There were moments when I caught a glimpse of a storm brewing in his grey eyes, something beneath the surface—something heavy, something painful. A story I never wanted to hear but somehow already knew.

And then, I learned his story.

He was four when war became his reality.

Eastern Germany was collapsing, the West a fragile dream, separated by the great Berlin Wall, pushing apart control from freedom, and he stood in between, caught in a life where survival was a gamble. There was no tea time nor peace, only war. In the dead of night, his mother’s trembling hand was the only thing keeping him grounded as they crawled on muddy grounds, hid, and ran—ran from the only home he had ever known, ran toward a western future that could mean freedom or death. He didn’t ask questions. He didn’t cry. He simply held on, matching his mother’s hurried steps as they joined the other refugees escaping into the darkness, hoping the silence would keep them invisible from the Soviet Union guards of the East.

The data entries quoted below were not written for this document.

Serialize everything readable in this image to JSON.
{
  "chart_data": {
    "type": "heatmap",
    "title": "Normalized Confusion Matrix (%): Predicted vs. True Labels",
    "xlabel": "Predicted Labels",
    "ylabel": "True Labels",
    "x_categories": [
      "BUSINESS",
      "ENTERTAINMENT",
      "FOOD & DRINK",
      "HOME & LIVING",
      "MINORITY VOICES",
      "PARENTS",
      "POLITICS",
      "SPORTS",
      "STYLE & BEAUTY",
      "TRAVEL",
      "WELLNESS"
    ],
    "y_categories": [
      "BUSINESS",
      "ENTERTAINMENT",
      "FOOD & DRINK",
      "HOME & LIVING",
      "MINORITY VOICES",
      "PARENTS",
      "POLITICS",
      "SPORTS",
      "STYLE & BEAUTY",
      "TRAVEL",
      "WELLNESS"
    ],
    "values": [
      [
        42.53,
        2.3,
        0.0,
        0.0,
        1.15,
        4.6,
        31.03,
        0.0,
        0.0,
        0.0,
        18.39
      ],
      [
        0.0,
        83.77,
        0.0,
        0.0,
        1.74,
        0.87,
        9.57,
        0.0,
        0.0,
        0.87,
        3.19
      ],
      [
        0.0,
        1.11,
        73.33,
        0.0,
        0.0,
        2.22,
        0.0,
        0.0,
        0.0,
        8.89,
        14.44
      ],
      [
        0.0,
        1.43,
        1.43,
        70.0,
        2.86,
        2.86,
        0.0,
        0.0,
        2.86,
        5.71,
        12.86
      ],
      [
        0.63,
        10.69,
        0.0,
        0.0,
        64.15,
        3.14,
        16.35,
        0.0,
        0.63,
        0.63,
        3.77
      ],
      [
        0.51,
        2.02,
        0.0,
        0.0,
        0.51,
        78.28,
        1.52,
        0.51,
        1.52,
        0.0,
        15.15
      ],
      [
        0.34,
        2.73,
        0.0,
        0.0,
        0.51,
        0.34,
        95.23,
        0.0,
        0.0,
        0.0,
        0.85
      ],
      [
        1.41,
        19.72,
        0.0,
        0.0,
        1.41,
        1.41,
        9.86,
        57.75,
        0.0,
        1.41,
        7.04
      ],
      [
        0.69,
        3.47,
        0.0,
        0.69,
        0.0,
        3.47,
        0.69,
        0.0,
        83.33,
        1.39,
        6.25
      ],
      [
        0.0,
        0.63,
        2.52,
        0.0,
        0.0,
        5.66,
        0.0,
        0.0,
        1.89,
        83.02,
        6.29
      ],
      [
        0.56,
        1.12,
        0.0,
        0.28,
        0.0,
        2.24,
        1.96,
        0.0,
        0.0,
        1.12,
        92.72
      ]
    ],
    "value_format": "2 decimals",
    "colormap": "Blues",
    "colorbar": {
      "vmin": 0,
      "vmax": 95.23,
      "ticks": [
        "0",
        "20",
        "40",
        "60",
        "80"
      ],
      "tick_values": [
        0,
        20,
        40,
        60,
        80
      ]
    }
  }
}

He told me once, in a rare moment of honesty, that the night was cold. That the air smelled of damp earth and fear. That his mother’s grip was so tight he thought she might never let go. But she did.

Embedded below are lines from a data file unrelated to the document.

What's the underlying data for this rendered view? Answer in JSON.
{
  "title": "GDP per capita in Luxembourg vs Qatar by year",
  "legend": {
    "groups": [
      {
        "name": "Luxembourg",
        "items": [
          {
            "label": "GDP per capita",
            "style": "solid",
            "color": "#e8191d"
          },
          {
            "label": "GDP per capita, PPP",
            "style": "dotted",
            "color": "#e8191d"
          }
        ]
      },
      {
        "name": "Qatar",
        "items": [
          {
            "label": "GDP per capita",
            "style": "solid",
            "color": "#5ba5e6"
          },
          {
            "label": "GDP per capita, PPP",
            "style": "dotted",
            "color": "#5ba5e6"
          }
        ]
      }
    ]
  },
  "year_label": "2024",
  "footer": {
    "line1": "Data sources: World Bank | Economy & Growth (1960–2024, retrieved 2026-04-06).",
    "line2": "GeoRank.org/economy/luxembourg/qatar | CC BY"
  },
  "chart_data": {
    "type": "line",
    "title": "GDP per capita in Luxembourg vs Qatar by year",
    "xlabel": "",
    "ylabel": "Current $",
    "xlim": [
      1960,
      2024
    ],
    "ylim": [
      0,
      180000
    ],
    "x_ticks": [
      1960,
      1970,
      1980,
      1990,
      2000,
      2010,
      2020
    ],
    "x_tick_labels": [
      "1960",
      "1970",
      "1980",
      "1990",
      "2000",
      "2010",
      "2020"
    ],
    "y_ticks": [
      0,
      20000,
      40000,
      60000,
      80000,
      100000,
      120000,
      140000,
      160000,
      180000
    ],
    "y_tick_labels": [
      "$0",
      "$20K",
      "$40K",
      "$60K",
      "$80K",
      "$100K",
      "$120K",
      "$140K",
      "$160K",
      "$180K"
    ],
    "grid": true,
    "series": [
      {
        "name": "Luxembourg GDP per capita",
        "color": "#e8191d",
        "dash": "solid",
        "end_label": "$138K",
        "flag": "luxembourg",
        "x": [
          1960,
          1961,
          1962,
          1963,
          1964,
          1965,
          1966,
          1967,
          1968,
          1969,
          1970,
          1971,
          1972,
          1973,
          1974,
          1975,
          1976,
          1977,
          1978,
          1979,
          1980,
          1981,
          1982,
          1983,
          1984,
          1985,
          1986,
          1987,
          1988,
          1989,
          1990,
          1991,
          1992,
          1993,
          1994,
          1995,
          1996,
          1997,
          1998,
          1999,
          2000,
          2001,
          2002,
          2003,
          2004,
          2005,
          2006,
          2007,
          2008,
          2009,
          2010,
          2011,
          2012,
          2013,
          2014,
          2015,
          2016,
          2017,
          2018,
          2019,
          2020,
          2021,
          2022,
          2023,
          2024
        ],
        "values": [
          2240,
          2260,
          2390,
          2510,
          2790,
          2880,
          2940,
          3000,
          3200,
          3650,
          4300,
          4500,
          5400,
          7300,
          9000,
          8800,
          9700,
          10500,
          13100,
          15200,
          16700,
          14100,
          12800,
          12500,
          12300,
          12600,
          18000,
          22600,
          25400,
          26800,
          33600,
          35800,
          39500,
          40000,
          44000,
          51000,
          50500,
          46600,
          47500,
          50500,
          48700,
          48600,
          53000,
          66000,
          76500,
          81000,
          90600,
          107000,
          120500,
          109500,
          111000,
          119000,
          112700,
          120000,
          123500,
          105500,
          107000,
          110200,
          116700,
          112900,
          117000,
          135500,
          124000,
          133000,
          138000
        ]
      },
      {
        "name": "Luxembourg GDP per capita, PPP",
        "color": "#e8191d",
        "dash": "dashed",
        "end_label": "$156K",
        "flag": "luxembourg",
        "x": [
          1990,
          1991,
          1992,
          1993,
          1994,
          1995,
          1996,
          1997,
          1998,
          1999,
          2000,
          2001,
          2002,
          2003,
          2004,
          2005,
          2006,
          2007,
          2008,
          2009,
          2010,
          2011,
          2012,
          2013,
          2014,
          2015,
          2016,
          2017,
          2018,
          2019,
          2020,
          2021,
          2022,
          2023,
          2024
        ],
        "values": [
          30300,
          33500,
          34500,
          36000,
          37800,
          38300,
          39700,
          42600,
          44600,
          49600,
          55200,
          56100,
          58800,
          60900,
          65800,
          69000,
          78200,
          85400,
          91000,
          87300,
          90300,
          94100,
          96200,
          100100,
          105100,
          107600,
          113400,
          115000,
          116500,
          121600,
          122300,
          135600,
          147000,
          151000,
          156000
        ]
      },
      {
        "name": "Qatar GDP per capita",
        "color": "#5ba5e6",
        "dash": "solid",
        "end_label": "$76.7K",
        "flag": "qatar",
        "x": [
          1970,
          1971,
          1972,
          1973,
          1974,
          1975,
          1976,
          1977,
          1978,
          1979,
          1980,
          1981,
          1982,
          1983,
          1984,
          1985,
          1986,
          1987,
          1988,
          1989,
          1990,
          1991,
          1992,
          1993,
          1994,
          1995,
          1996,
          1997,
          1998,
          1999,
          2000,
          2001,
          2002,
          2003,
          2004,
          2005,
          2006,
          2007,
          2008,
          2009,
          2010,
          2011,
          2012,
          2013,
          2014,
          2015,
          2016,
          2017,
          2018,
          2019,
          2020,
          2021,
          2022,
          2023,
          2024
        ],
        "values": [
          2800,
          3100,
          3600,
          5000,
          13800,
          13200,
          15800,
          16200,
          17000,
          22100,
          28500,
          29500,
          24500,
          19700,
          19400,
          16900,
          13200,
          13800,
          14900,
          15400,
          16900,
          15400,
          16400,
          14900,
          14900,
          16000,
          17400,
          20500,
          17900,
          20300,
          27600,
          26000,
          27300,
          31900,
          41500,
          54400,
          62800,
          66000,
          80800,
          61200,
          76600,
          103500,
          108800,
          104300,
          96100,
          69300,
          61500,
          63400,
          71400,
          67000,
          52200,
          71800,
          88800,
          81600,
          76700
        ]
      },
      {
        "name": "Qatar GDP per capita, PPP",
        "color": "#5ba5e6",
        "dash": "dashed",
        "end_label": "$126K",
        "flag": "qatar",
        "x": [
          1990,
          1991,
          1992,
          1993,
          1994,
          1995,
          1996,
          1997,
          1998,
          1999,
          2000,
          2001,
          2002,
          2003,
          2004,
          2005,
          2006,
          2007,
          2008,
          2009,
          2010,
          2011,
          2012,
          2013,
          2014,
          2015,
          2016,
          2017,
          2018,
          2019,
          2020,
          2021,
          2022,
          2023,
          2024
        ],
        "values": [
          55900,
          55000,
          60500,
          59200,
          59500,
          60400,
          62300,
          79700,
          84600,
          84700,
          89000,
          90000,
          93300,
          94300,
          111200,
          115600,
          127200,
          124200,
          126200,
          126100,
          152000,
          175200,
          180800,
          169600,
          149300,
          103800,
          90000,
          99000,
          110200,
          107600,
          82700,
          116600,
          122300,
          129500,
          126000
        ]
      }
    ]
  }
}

At fourteen, she was gone.

Just after his father returned from being a prisoner in Russia, broken beyond recognition, she slipped away, as if the war had finally caught up to her, as if the bombs he used to see rain down outside their window finally screamed their condolences. He never spoke much about her death, only that it happened. That some losses were too deep to put into words.

I should’ve felt something when he told me. Should’ve reached out, should’ve said something comforting, but I didn’t, my feeble mind incapable of shielding him from his past.

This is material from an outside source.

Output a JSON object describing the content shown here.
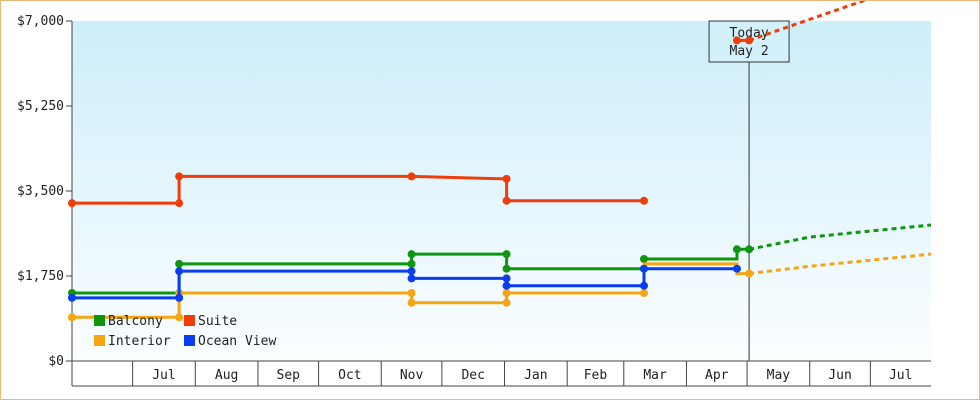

I didn't realize it then, but I do now, he was never trying to be distant. He simply carried a history too heavy to unload.

I know somewhere deep inside, the little boy he used to be still lives—somewhere long ago, where hundreds of bombs fell from the sky, shadows signified danger, and survival meant watching his mother scrub floors and toilets in different houses. I know he still feels the ache of watching his dad remarry a woman who got jealous when he achieved far greater than her son. Perhaps it’s why he always felt the need to control and judge my world, because he wanted the best for me, far from the monsters under my bed, the same ones who introduced him to helplessness and chaos. He’s been there, and he doesn’t want to weave my life with the same tapestry.

He’s been the most optimistic person I know, a father who loved his children deeply. He might’ve been the worst lover, but he’s a great dad - someone who, despite life’s failures, stood tall and learned from them. And his past might have felt like a world away from mine, yet somehow, I found pieces of myself within it.

I look at him now, at eighty-five, and wonder how he does it. How he carries so much dusty, scarred scripture and still manages to find magic in the air during the storm. How he can be so content, despite fate’s harsh design.

It made me question a lot, how, amidst the typhoon in his grey eyes, he was able to find an anchor to keep afloat. Perhaps, his unrelenting spirit was born from a past that demanded he find beauty in survival. Or it was when life gave him a family - a reason to strive every single day.

He’d always laugh at me in these moments, when my mind was filled with the cacophony of my thoughts, trying to look for all the answers to my wonders about his optimism.

And there, as his crinkled smile and eyes reflected me, I shockingly found the reason I was searching for.

It was ME all along, who brought the happiness he lost, back when he was four.